Sunday 12 February 2012

Patch naming conventions

Do you give bits of your patch names? You know, names that are not the actual names as recognised on maps and so on? I do, and the genesis of this post comes from trudging around a few of them today and giving it a bit of thought as I did so. A lot of my trudging was actually outside the patch - the reason for this was that there were two Smew just south of us beyond the Old Sewage Works, presumably the bird from a few days ago plus another one. The boundary is marked by some large iron gates. These are the Gates of Mordor, and beyond them are the badlands. Very rarely do I go beyond these gates, there are nastly things like Orcs that live there - I know this as I sometimes see them whilst driving through Ilford. Today however I braved danger and death in an effort to gently shepherd the Smew back onto the patch, engaging in an elaborate flanking maneuvre on near the Golf Course before popping up on the river bank, but it was a heroic failure. They initially flew in the right direction, but then deliberately turned around, flew back over my head and landed even further away from the patch boundary, at which point I gave up and trudged back to safety.

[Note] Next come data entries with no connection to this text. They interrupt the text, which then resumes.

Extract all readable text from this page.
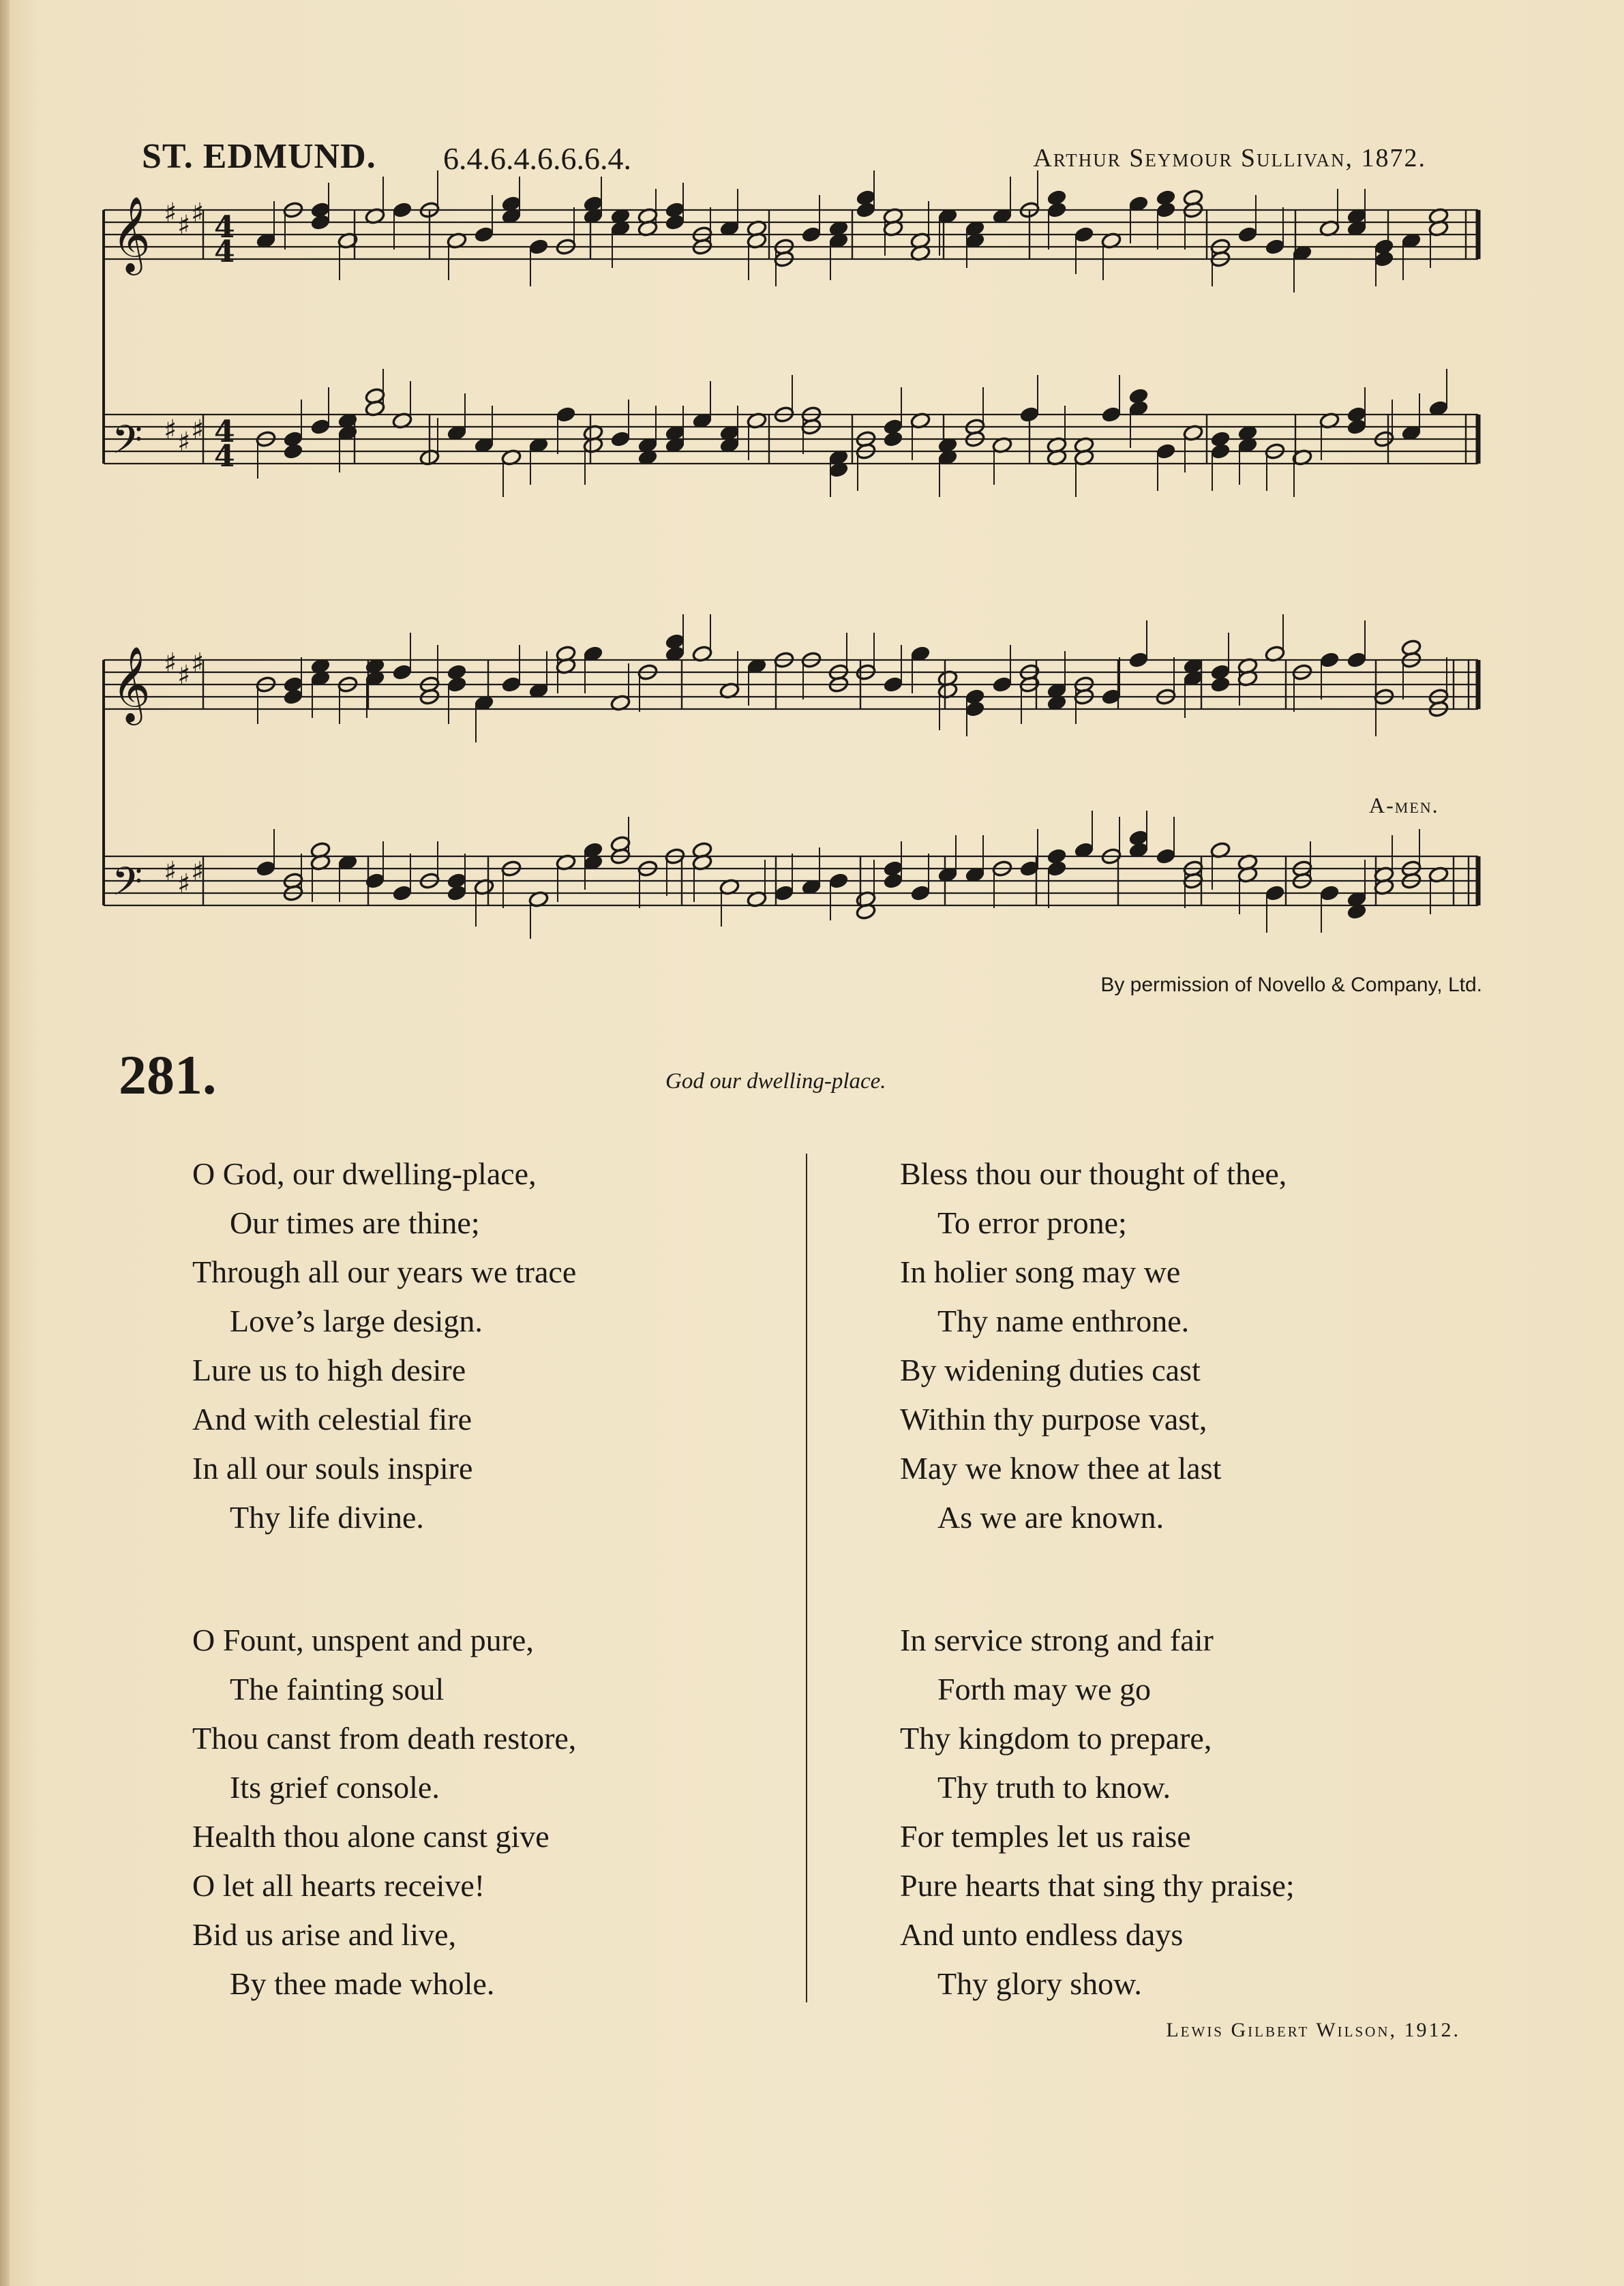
ST. EDMUND. 6.4.6.4.6.6.6.4.	Arthur Seymour Sullivan, 1872.
𝄞 ♯ ♯ ♯ 4
4
𝄢 ♯ ♯ ♯ 4
4
𝄞 ♯ ♯ ♯
𝄢 ♯ ♯ ♯
A-men.
By permission of Novello & Company, Ltd.
281.	God our dwelling-place.
O God, our dwelling-place,
Our times are thine;
Through all our years we trace
Love’s large design.
Lure us to high desire
And with celestial fire
In all our souls inspire
Thy life divine.
Bless thou our thought of thee,
To error prone;
In holier song may we
Thy name enthrone.
By widening duties cast
Within thy purpose vast,
May we know thee at last
As we are known.
O Fount, unspent and pure,
The fainting soul
Thou canst from death restore,
Its grief console.
Health thou alone canst give
O let all hearts receive!
Bid us arise and live,
By thee made whole.
In service strong and fair
Forth may we go
Thy kingdom to prepare,
Thy truth to know.
For temples let us raise
Pure hearts that sing thy praise;
And unto endless days
Thy glory show.
Lewis Gilbert Wilson, 1912.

The Gates of Mordor aren't really called that, that's just the name I have given them. They probably don't even have a real name, and are just one of these anonymous locations that when quizzed about a bird you end up saying "Oh yeah, er, it was by that bit, er you know, those gates near the big trees with the green grass...". So instead you can, as I have done, give somewhere a catchy name and thus be instantly understood - provided you have briefed people in advance about the stupid name you have given it. Otherwise they just stare at you blankly I find. The Gates of Mordor are now relatively well understood, but in the early days I remember calling Nick to find out about where something was, and he said whatever it was was underneath the stump by the Gates of Mordor. I dutifully trotted off there and on finding no stump, discovered that he called a totally different set of gates The Gates of Mordor - you can imagine how silly he felt when I told him.

Other good patch names are Motorbike Wood on Wanstead Flats, which in true urban fashion, for a period of time held a burnt out moped. This is long gone, but from now until eternity it will be called Motorbike Wood, and unless you birded the area in about 2008, you will have no idea why. The wood that surrounds the petrol station is called Esso Copse, and a very distinct part of the SSSI is called the Boggy Bit. Other bits of patch are named after memorable birds, so we now have a large patch of broom known as the Dartford patch, and of course "the bit near Alex where the Wryneck was". 

Today I learnt a new patch name from Steve - Dangerous Dog Ditch. I had wonderful visions of this being an infamous location where Steve had once been assaulted by a particularly vicious Pomeranian, but it turns out that it is a boggy depression near the Roding where once upon a time there had been a signpost that had warned of unstable ground, and that someone had graffitied it with a further warning that it was dangerous for dogs, which could sink. Although the sign now lies on the ground obscured by grass - one presumes felled by an irate person who had until recently owned a dog but had not read the sign in time - it will evermore be known, by Steve and now by me, as Dangerous Dog Ditch. Today there was a Woodcock in it - Steve didn't see it, he was too busy watching where he was treading....


Took me a long while to select this photo, had to make sure I hadn't mentioned of inferred Moorhen anywhere in my post....


1 comment:

  1. I have lots of names for bits around Galley - some of them from historic birder-lore such as "Shite Lane", so-called cos the lane used to "run with shite" when they walked cows up and down the hill, rather than a birdy connection, and "lasher's cross", where the Lashers live, or more accurately used to live I suppose, since they don't appear to live there anymore. Then there is the rather boring "top lane" cos its the lane at the top of the hill, "marsh lane" made famous by my marsh warbler from 2004, and, stolen from Tory Island cos I liked the idea "The Magic Bush", which is a secret location that I cannot divulge at this point but will do one day when I find a mega in it! Its not had much yet, but you never know!